If new symmetry-breaking quantum fields exist, then they should gather around the electron and squash it from a perfect sphere into something more like a cigar. The fact that the most sensitive electron-shape-measuring experiments in the world have all found the electron to be as round as round can be is starting to put serious pressure on the existence of these new quantum fields.
So things aren’t looking all that rosy for this particular recipe for making matter. Of course, there is still room for new quantum fields to show up at the LHC or in the ever-more-precise measurements of the electron’s shape being planned for the near future. So while it’s not game over quite yet, theorists are increasingly looking elsewhere to explain the existence of matter in the universe. The most popular alternative involves the most elusive particles that we’ve discovered so far: neutrinos.
MATTER MADE BY GHOSTS
Deep under Mount Ikeno in central Japan is one of the most spectacular human-made spaces in the world. Housed a kilometer belowground in an old zinc mine is a soaring cylindrical tank containing 50,000 tons of ultrapure water, big enough to swallow the Statue of Liberty whole. Its walls, floor, and roof are covered with thousands upon thousands of gleaming golden orbs, electrical eyes that watch for faint flickers of light emerging from the dark water, the telltale sign of an arriving neutrino. This is Super-Kamiokande (Super-K), the world’s largest neutrino observatory, and it may have given us a crucial clue to the origin of matter.
In April 2020, the 150-strong international team that operates Super-K reported the first hint that neutrinos can also break the charge-parity symmetry that relates matter to antimatter. If confirmed by more precise measurements, this is a huge deal. So far, only quarks have been caught breaking charge-parity symmetry through their interaction with the weak force. If neutrinos can do it too, then it opens up a second potential way to make matter in the first instant after the big bang.

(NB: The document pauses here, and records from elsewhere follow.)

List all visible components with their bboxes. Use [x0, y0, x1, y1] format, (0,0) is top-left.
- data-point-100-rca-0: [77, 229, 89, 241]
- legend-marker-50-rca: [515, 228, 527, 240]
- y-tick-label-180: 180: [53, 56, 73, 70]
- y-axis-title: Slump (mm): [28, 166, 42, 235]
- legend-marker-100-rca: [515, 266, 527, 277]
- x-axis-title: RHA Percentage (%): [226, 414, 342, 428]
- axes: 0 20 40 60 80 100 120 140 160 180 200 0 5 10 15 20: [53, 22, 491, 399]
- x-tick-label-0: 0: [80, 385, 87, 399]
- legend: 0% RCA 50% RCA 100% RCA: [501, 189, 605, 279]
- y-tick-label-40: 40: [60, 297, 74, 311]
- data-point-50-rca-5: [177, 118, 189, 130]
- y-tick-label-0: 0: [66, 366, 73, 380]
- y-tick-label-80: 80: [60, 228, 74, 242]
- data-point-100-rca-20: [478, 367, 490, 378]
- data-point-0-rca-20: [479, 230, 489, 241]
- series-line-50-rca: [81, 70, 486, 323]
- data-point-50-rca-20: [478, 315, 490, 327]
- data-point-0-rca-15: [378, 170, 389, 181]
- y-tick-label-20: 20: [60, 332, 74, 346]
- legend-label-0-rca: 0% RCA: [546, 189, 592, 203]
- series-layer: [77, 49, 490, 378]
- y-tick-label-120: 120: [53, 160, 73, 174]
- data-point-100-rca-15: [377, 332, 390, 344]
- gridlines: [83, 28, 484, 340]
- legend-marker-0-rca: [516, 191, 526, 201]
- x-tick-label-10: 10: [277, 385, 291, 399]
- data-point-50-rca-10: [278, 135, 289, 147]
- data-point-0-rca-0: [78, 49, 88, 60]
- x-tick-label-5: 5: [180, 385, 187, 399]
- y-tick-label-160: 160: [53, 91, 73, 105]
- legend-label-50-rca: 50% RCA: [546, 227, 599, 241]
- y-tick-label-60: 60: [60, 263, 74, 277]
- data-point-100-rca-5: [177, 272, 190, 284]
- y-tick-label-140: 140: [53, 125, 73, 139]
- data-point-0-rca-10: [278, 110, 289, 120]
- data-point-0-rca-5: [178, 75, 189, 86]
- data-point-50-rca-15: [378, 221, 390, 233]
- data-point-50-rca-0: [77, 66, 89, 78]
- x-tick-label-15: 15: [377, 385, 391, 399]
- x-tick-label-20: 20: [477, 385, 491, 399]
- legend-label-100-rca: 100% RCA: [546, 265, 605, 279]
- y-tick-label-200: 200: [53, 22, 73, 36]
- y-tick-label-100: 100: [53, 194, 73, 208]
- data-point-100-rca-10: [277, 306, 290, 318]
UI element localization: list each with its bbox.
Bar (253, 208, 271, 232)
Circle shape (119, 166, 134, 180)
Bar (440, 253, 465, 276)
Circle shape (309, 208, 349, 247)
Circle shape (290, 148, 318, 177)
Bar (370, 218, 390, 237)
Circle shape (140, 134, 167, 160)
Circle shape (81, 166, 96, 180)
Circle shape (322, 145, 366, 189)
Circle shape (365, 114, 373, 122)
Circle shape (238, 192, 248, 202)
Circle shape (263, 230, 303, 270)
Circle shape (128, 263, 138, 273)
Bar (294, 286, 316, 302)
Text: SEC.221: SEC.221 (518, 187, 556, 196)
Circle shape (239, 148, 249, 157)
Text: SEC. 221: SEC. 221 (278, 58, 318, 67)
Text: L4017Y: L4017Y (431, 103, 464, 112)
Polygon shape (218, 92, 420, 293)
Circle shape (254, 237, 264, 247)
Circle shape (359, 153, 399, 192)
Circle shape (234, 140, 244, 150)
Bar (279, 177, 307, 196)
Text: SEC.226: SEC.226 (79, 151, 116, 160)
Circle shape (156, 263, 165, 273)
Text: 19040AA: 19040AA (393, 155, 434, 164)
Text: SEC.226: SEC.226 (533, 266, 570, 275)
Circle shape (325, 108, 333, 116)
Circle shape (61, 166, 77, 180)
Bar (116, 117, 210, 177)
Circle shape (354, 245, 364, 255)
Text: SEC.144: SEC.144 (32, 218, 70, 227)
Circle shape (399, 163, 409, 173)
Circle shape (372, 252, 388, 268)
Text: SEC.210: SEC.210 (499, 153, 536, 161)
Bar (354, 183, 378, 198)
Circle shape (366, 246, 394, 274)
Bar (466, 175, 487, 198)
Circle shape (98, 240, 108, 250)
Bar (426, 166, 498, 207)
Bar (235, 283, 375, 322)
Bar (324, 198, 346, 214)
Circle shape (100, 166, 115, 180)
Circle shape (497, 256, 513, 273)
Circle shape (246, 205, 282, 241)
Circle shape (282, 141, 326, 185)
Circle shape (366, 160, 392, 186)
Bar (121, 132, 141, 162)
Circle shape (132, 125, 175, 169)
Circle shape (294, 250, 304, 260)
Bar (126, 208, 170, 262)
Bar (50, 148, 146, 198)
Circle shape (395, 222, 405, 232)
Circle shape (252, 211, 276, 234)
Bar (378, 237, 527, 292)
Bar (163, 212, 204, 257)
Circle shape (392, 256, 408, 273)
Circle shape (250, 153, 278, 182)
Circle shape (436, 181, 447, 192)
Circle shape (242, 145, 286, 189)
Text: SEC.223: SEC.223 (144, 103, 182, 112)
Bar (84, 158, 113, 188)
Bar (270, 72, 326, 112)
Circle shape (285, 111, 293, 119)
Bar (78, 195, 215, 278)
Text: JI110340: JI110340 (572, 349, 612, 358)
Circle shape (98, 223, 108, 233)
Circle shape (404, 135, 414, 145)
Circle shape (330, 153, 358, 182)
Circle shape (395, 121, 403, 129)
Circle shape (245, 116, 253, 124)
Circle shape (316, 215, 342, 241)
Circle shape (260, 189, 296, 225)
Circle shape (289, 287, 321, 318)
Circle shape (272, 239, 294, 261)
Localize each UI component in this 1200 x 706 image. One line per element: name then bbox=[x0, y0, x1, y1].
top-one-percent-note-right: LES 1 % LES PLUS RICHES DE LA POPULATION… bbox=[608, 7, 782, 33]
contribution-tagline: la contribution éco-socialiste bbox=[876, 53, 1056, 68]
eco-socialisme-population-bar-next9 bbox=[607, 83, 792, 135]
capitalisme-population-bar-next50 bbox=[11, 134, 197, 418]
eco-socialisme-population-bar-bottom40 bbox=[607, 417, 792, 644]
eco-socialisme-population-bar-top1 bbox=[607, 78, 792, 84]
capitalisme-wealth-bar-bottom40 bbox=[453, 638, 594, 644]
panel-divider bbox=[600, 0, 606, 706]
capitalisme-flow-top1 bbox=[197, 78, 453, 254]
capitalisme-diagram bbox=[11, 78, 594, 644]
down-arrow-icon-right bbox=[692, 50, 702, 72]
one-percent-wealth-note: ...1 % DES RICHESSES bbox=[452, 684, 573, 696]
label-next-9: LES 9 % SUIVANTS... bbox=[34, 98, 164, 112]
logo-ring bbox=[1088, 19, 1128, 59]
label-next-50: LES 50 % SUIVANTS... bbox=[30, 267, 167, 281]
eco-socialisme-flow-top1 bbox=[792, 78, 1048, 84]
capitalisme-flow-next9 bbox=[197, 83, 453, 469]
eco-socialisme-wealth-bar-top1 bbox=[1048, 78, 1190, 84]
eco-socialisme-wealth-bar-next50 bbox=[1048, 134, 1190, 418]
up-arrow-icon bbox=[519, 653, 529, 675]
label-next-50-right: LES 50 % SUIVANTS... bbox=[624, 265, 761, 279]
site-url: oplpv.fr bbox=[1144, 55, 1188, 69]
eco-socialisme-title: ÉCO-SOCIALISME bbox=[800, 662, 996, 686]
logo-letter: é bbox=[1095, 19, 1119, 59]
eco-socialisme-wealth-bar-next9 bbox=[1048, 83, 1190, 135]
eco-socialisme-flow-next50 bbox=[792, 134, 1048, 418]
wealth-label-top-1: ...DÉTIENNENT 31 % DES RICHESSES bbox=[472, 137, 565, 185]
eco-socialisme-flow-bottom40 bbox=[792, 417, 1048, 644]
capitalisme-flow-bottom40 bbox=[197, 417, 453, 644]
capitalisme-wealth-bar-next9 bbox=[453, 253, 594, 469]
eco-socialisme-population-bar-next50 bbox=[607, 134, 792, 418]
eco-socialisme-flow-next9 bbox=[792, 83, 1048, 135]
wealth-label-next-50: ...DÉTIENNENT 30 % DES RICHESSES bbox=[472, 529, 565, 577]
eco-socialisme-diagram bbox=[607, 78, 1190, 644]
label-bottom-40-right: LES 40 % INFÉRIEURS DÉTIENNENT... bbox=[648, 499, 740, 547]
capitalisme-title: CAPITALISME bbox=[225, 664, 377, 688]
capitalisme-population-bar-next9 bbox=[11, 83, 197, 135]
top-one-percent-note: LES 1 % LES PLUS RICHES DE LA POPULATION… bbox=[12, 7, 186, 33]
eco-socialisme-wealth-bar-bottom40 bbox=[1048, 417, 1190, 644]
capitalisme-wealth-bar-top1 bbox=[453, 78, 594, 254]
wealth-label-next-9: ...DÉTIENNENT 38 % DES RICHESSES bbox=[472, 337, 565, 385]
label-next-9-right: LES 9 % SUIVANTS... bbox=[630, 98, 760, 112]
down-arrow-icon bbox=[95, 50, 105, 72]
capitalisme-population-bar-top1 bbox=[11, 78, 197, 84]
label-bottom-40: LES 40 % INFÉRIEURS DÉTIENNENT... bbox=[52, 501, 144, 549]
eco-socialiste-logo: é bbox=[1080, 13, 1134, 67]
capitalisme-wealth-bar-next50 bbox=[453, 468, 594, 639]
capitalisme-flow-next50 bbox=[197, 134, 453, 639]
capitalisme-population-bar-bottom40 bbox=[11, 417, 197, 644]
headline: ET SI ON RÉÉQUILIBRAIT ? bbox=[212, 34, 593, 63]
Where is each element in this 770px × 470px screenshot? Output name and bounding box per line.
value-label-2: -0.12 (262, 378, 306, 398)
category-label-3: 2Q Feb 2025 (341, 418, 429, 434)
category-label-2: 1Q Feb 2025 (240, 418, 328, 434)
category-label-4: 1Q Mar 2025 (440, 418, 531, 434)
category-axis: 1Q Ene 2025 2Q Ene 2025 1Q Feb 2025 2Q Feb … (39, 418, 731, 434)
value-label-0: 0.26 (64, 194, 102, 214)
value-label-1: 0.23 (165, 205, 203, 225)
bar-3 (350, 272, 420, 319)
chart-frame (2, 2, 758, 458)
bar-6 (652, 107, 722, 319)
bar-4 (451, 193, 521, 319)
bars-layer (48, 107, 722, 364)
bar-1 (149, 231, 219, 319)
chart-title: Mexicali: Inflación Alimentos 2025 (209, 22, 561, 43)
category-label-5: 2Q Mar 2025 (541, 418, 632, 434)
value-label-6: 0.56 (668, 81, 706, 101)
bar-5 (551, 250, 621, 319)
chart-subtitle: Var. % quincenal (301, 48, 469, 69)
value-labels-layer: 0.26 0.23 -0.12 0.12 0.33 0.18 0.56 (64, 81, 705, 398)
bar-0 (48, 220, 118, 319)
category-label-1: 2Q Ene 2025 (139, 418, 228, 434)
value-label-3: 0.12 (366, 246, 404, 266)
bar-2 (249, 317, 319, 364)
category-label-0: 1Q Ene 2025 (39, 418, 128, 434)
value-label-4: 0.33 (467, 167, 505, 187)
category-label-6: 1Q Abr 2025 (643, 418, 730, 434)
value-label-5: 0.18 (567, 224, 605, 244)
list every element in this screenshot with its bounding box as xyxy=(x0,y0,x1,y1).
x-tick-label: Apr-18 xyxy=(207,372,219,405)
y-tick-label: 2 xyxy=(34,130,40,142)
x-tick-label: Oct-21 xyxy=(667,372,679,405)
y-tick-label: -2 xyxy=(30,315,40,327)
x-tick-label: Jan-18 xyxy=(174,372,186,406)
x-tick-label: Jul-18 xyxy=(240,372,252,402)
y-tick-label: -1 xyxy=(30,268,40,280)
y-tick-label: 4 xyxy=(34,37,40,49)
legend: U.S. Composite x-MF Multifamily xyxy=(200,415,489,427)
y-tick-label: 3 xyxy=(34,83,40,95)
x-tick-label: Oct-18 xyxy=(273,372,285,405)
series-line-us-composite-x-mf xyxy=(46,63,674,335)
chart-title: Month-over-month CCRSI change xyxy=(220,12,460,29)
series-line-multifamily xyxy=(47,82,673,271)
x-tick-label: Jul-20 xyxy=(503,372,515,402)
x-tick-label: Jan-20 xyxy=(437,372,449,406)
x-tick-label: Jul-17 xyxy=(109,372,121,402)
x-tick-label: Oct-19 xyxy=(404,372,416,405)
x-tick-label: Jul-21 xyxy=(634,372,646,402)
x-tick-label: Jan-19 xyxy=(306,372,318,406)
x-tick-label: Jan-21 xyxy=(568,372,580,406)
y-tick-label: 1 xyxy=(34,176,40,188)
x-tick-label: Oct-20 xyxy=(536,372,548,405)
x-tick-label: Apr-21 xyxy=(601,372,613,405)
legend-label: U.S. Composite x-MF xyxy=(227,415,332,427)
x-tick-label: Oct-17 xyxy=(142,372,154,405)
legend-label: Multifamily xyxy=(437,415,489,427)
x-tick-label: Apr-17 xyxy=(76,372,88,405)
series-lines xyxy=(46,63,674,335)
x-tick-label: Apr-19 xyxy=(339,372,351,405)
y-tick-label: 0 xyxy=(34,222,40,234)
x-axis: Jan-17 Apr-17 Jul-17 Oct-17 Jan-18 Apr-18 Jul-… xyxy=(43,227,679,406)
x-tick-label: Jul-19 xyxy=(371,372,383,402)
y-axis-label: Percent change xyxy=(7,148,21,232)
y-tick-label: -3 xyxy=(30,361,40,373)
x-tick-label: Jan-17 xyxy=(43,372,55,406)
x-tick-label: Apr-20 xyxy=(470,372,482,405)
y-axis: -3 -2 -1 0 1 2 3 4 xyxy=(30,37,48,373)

To understand why Super-K’s result is so significant, we first need to quickly recap what we know about neutrinos. Neutrinos are the most abundant matter particles in the universe, and yet we are almost completely unaware of them thanks to the fact that they have no electric charge and only interact with ordinary atoms through the weak force. As a result, they can pass through solid objects, including planets and stars (not to mention Italian mountain ranges), as if they weren’t there, which sends science writers scouring their thesauruses in search of new spooky adjectives once they’ve used “ghostly” and “elusive” more than a couple of times.*4
These, ummm, wraithlike neutrinos come in three types or “flavors,” the electron, muon, and tau, each of which is paired up with an electrically charged particle. Fire a beam of electron neutrinos at some atoms with sufficient energy and a few of them will convert into electrons. Do the same thing with muon or tau neutrinos and you’ll get negatively charged particles called, unsurprisingly, “muons” and “taus,” which are heavy, unstable cousins of the electron. Together, the three neutrinos and the electron, muon, and tau particles form a family of six fundamental particles called “leptons.”
Another thing that we used to believe about neutrinos is that they were completely massless. That is until a major discovery made by Super-K more than twenty years ago. In 1998, scientists there announced they had found evidence of muon neutrinos morphing into tau neutrinos as they traveled through the Earth. This phenomenon is known as “neutrino oscillation,” and all three neutrinos can do it. Produce a beam of pure electron, muon, or tau neutrinos and plonk a detector a few miles away and you’ll discover that a fraction of them have shapeshifted into the other two flavors en route.